В этом разница между сознанием и его отсутствием. Ты начинаешь умирать только тогда, когда начинаешь понимать.
Разумеется, даже первые месяцы после операции я жил в тумане растерянности и горя. Чем больше я понимал, тем более одиноким становился. Что это было за чудовищное место, полное ужасных металлических созданий, которые гудели, свистели и стучали всю ночь? Что это было за стадо в белых перчатках, в белых плащах, с их постоянным, назойливым бормотанием, с их произвольными дарами, с чередованием жестокости и магии?

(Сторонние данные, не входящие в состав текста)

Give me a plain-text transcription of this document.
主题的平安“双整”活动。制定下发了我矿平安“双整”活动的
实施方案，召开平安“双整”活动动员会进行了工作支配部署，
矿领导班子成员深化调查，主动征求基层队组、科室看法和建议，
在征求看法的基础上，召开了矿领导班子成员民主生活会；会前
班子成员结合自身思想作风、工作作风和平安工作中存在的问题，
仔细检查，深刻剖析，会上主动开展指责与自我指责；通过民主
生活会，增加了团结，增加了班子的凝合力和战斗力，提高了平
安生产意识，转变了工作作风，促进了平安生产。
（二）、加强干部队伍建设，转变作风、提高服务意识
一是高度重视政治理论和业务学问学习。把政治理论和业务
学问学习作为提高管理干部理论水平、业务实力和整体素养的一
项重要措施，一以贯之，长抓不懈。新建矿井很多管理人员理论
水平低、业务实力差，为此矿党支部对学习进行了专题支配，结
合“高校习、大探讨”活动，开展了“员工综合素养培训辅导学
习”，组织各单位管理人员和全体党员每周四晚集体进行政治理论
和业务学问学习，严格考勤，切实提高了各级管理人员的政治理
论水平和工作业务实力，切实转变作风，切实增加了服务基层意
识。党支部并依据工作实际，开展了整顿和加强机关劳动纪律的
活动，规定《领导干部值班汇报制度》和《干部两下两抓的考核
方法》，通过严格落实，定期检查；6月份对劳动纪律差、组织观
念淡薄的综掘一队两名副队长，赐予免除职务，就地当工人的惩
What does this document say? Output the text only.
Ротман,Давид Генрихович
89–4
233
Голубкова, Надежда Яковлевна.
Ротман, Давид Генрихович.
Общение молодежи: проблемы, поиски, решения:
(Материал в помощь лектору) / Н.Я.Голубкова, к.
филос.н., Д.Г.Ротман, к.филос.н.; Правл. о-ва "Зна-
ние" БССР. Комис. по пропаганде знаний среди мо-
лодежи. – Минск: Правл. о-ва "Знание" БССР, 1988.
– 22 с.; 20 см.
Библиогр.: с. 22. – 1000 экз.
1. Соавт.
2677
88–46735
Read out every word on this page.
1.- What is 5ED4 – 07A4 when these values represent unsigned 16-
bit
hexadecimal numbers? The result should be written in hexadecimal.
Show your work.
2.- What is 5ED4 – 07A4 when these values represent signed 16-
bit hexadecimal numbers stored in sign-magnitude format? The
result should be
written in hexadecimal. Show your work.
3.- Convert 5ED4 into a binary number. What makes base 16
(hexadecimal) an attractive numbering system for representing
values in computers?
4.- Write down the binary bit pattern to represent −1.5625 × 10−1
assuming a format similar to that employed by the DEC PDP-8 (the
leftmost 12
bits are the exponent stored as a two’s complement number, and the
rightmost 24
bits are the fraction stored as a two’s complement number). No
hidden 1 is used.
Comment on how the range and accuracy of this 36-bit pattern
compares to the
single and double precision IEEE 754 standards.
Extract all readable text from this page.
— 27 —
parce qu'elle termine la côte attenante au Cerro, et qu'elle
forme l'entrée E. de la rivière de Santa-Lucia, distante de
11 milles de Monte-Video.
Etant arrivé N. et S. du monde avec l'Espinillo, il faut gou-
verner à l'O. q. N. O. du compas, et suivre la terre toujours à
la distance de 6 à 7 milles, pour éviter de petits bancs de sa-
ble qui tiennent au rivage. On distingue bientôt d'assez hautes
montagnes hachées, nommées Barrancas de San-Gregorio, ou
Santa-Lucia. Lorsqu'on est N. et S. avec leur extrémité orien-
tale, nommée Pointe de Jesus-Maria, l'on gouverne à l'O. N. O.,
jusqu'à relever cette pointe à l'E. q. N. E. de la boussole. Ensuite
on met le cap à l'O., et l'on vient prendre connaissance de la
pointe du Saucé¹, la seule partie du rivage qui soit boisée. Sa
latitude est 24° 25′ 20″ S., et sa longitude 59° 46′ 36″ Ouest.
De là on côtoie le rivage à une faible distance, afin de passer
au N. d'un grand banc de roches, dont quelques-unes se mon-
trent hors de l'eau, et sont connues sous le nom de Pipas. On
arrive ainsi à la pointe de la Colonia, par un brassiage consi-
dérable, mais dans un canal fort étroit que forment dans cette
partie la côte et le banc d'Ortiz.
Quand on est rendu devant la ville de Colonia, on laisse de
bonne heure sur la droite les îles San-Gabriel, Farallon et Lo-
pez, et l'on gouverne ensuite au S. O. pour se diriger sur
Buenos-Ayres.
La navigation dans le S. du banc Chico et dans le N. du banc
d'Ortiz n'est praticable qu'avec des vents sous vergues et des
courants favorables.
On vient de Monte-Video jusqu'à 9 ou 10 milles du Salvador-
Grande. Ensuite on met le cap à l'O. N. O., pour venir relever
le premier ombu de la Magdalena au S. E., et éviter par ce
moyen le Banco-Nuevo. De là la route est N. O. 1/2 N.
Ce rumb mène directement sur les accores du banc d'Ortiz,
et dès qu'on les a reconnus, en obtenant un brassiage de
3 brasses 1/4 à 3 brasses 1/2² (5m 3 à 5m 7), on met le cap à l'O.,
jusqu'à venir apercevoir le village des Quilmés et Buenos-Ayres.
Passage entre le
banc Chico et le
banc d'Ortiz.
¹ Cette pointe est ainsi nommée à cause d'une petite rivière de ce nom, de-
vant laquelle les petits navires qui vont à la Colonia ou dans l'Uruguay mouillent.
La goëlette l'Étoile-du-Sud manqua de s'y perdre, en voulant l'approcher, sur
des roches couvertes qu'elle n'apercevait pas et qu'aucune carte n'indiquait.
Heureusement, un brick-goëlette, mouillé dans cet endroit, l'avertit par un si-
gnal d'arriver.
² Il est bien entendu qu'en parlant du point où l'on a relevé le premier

Постепенно я разделил липкие нити причины и следствия, минут и часов, ночи и дня, утра и полудня. Постепенно мой ужас утих и сменился любопытством, настоятельным желанием – если не лингвистической способностью – узнать, что и кто, где и почему. Металлические создания, которые в течение месяца мучили меня своим жестким мехом и механическими зубами, постепенно подталкивали меня к ясному осознанию сути машин. Стадо двуногих зверей в белых плащах стало людьми. Начав придавать значение чувствам и предпочтениям каждого из них, я смог выделить из группы отдельных индивидуумов. Особенно мне запомнилась женщина по имени Ванда. Она подкармливала меня печеньем, а от ее рук всегда пахло лаком для ногтей, Лимонным пледж и табаком.